With the exception of porting the code over to an updated NextJS environment and some minor cleanups, I've left most of the code intact as an authentic snapshot of some super instructive and rewarding nights from various sleepness nights during my senior spring.
The result wasn't perfect, but the experience of building it and all the little victories and failures along the way taught me more than I ever could've expected.
I conceived ARGO (named after the mythical ship) during my senior year at Cornell as a codeless universal news scraper inspired my previous few summers.
My sophomore summer, I worked closely with multiple political campaigns doing everything from writing PowerPoint presentations to managing voter databases, but I found a niche in automating PR using Python and SQLite, inspiring me to pivot majors from Operations Research Engineering to Computer Science to help bring my ideas to life.

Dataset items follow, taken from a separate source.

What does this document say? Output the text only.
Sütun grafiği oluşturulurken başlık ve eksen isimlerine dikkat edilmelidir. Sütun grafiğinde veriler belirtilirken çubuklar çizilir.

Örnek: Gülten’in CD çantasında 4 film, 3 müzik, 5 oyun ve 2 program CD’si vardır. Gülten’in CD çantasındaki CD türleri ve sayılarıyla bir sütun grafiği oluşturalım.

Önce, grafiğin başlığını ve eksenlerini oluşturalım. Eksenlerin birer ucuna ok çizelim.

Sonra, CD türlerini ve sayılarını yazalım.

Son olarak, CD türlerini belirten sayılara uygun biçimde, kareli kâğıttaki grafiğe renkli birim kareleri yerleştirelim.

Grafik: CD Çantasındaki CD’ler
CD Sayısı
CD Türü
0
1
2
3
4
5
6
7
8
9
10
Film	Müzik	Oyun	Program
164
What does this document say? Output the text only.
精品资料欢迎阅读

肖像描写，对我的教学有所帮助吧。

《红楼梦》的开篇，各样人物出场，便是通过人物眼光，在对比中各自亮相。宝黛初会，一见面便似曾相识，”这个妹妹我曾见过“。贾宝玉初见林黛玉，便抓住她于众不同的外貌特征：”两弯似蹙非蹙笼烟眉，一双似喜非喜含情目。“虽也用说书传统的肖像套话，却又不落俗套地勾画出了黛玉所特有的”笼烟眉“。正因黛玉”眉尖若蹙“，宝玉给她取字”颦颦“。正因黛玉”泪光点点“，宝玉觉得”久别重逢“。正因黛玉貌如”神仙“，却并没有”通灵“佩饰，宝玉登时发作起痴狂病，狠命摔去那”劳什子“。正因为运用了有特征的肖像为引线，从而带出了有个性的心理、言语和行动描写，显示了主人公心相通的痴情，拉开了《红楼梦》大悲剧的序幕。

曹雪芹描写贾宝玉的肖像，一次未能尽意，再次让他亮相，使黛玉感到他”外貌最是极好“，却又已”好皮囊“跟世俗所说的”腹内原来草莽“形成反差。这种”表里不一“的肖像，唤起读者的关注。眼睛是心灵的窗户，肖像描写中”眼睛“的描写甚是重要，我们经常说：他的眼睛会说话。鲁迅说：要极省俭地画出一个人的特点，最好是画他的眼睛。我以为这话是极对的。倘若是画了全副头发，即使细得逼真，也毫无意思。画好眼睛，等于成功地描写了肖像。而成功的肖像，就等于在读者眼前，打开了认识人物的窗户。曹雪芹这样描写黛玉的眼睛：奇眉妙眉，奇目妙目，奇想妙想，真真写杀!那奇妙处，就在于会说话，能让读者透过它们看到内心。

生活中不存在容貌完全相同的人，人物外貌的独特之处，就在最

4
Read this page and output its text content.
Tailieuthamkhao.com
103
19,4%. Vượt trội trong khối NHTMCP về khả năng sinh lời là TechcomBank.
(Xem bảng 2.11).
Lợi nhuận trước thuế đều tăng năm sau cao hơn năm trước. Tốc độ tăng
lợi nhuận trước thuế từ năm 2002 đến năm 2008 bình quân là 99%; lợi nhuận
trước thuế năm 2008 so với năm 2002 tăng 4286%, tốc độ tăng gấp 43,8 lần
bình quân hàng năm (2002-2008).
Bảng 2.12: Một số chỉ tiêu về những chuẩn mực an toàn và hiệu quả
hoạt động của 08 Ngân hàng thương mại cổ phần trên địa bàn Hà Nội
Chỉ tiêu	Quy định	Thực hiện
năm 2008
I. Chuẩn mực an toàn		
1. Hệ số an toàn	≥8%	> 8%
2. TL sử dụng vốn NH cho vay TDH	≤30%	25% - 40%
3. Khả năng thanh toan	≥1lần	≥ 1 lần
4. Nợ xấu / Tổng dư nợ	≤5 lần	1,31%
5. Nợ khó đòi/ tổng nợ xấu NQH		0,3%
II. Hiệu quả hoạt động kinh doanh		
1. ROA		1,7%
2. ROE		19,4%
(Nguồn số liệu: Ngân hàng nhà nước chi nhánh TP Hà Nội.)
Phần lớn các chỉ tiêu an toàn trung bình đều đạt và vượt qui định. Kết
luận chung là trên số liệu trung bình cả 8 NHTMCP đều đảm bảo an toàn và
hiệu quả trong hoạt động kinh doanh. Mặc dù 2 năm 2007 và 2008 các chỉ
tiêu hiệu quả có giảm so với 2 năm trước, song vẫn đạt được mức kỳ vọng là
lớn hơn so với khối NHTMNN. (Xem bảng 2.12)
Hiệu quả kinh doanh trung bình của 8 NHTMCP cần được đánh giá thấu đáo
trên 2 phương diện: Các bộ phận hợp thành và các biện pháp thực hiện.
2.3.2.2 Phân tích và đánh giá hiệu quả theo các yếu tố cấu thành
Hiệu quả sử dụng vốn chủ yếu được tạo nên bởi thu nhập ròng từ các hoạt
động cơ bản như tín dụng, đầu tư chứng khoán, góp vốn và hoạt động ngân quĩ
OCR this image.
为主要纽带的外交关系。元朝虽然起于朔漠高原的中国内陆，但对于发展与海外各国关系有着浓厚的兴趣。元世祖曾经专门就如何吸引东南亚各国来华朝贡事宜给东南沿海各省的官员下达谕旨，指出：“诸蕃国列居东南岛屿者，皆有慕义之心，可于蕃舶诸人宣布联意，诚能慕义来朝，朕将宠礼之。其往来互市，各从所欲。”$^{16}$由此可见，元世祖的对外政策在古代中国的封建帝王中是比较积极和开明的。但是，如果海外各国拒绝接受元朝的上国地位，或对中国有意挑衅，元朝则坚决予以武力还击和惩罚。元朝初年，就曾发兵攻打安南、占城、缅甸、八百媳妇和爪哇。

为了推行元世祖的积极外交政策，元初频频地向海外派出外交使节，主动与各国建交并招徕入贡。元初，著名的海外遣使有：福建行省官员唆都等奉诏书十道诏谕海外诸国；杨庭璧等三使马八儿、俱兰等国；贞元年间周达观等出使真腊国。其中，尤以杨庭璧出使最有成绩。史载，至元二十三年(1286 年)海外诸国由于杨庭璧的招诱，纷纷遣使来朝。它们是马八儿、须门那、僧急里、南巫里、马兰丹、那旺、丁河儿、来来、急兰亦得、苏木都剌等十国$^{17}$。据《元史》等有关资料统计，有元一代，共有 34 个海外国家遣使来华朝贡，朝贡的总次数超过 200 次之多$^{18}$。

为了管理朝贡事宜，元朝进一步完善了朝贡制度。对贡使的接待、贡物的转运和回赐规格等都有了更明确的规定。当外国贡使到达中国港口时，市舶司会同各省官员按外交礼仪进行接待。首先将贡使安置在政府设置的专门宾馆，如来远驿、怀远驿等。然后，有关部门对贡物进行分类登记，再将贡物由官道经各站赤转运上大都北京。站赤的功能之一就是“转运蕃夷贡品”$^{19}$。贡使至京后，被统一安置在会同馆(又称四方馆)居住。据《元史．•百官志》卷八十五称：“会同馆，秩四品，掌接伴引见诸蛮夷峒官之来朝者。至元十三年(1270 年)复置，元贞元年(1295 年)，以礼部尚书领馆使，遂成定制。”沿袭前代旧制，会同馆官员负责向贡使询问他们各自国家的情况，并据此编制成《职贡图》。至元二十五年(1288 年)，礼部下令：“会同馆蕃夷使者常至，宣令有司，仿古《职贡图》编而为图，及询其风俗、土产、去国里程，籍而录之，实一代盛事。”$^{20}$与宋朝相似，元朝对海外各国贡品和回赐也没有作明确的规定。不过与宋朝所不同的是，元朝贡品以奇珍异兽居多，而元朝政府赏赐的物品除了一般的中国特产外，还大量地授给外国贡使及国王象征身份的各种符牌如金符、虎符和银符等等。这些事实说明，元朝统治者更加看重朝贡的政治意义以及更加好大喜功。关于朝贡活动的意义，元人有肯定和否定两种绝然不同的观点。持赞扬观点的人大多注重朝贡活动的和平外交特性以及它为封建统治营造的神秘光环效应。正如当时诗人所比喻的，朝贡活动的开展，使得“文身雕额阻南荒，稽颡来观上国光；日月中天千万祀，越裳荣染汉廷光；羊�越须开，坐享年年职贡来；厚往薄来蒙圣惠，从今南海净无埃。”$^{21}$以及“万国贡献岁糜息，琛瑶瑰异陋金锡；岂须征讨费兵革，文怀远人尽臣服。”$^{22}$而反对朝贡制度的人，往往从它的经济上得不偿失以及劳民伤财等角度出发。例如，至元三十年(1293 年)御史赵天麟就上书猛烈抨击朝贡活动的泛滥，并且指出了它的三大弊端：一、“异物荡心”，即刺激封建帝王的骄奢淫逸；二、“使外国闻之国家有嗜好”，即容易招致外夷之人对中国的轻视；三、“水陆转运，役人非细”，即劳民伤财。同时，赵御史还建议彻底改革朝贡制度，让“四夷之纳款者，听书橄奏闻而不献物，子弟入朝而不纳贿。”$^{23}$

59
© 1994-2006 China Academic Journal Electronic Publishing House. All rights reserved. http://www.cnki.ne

My junior summer, I gained experience with TypeScript in a full-stack environment as a software engineering intern where I began exploring the Node.js ecosystem. My senior year workload was very intense in order to finish the CS major on time (and keep my minors!). Designing and implementing a highly-customizable crawling engine to improve on my past news scraping ideas -- complete with a functional frontend to manage the data -- became my way to blow off steam.
After teaching myself some React and NextJS basics over the winter, I spent my final semester working on this passion project as a sort of trial-by-fire. I added some motivation by tying it to final project grade, opting to use any collected data to train machine learning model for basic NLP techniques. This actually worked out but I would not recommend doing this during your final semester of college.
I did this all in hopes that I could eventually use a version of this project to help small political campaigns collect big data. In the spirit of 2024, I later automated most of the usefulness of this app away with AI in a different project, but this was an awesome start.
The goal of this project was to enable fast and simple (enough) scraper customization using JSON configurations tailored to each potential news source to allow for large-scale data collection from a catelog of sites. At least as large-scale as my laptop could handle.
For any website, the user could create a "Domain" which represented a configuration used to extract data as well as any metadata that could be used in querying (e.g., geographic location, category, user notes, etc.). After identifying a pattern in a site's article URLs, the user could create "routines" containing JSON instructions that mapped to headless browser functionality (e.g. click a selector or extract an element's data). When a matching link was visited by a crawler, this routine was used to interact with and extract data from the underlying browser webpage. Crawling rules, such as a delay between visits, could be set on a per-site or per-crawl basis.
Sites, links, scrapes, crawls, and errors were all stored to a local SQLite database. Site configurations were stored separately in a JSON file and linked to SQLite rows by IDs. Links were indexed and cached so as to avoid duplicate page visits, while serialized errors were used to temporarily disable sites for crawling in the event of apparent blocking. Most of the final functionality revolved around managing sites and executing crawls, as I would export collected data to Python projects directly, although I left room for eventual analysis features.
The code could have at least been worse: it was decently organized, not-overly-convoluted, but definitely not built with deployment in mind:
- This "dashboard" was only meant to be run in a local dev environment to give me a visual UI for configuring scraping routines, tracking errors, and running crawls across various sites. I actually have no idea whether or not this would deploy properly to Vercel.
- The SQLite database and associated DrizzleORM code is only designed for local use. This choice taught me a painful but important lesson about asynchronous transactions, which is memorialized in the code as two different database wrappers.
- Several versions of Puppeteer were installed as I messed around with headless browser automation. This was also an interesting choice as almost none of the news sources I ultimately scraped needed JavaScript rendering, but at least the system's flexible.
- An entire "Scan Service" section of code existed solely for organization and had nothing to do with being deployed indepedently as a service. However, this proved useful and helped me avoid accidentally loading Puppeteer (and thereby an entire Chrome installation) when using engine types in the frontend.
- I'm very good at thinking ahead when it comes to potential future features. I can't imagine I implemented any of those. I was already working on more general browser automation projects after graduation.
- No polish was applied; I think the last major efforts were done in the leadup to the aforementioned project deadline. The takeaway here was that CLI apps are easier to develop.
Despite its flaws, this project did actually collect enough data to push my SQLite database to its limits and get me a decent grade on that NLP model. And thanks to the React, Tailwind, and NextJS experience, I was also able to whip up a personal website for my ENGRC class in about two days. The lessons learned and the experience with the tools were invaluable as I headed towards graduation, and this exercise was an amazing jumping-off point into thinking about end-to-end full stack development and how to architect complex systems. This project will always have a special place in my heart along with all my friends with whom I graduated.